Why do you think NHS research is important?

Living with a rare disease is daunting in every way imaginable. In my view, Research provides immense hope. Hope that the desperately needed understanding as to cause and cure will be discovered. With an improvement in medicines, being a soother in the meantime.

What activities have you been involved with?

Over the course of the last few decades, I have taken part in several clinical research trials and been involved with many clinical trial design setups.  In relation to the clinical trial design for scleroderma patients: ALL clinical trial assessment criteria now include digital ulcer involvement, further to my insistence!  
As well as my blog and website, I give interviews for press articles about research and earlier this year I took part in a live Twitter chat with North Thames CRN for Rare Disease Day.

I also review documents for the European Medicines Agency. As well as, I have taken part in, (and still do), various  Scientific Advice Working Party SAWP and Committee for Orphan Medicinal Products COMP meetings.

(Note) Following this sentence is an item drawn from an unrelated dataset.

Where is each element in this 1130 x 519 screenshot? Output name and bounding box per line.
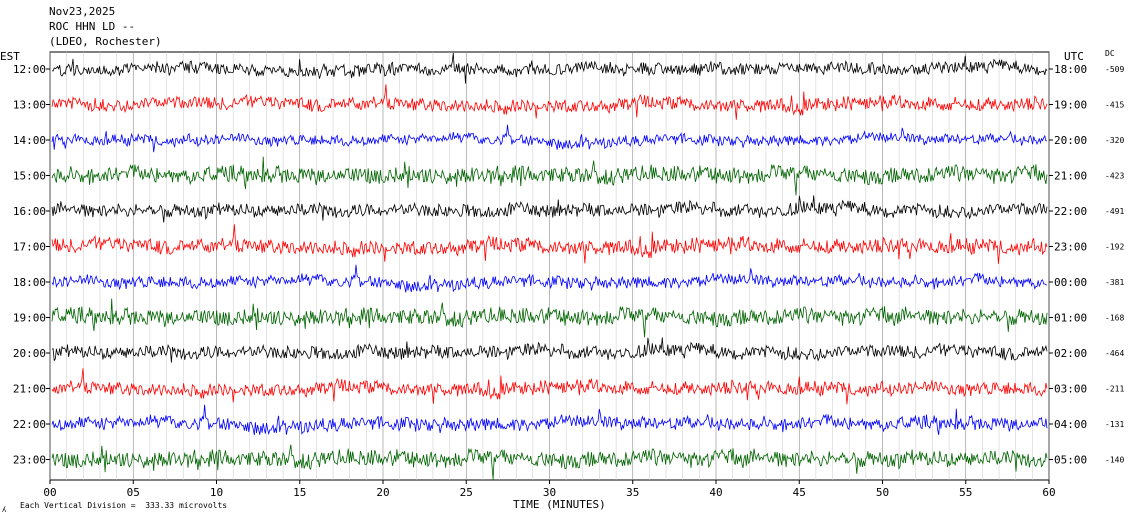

I have my own column with, where I endeavor to be a patient voice for the global rare disease community. Highlighting unmet clinical needs, as well as, best practice management.

What would you say to others who are considering getting involved in research?

I’d certainly recommend getting involved in a Clinical Trial to any patient with a rare disease, in fact to anyone at all, if given the opportunity.  I’m now 14 years immuno-suppressant / chemotherapy free. But even if you don’t benefit directly, it helps advance medicine and understanding and can be beneficial for other patients with a health problem in the future. Above all, it gives you an insight into the work being done to help treat diseases and that provides immense hope.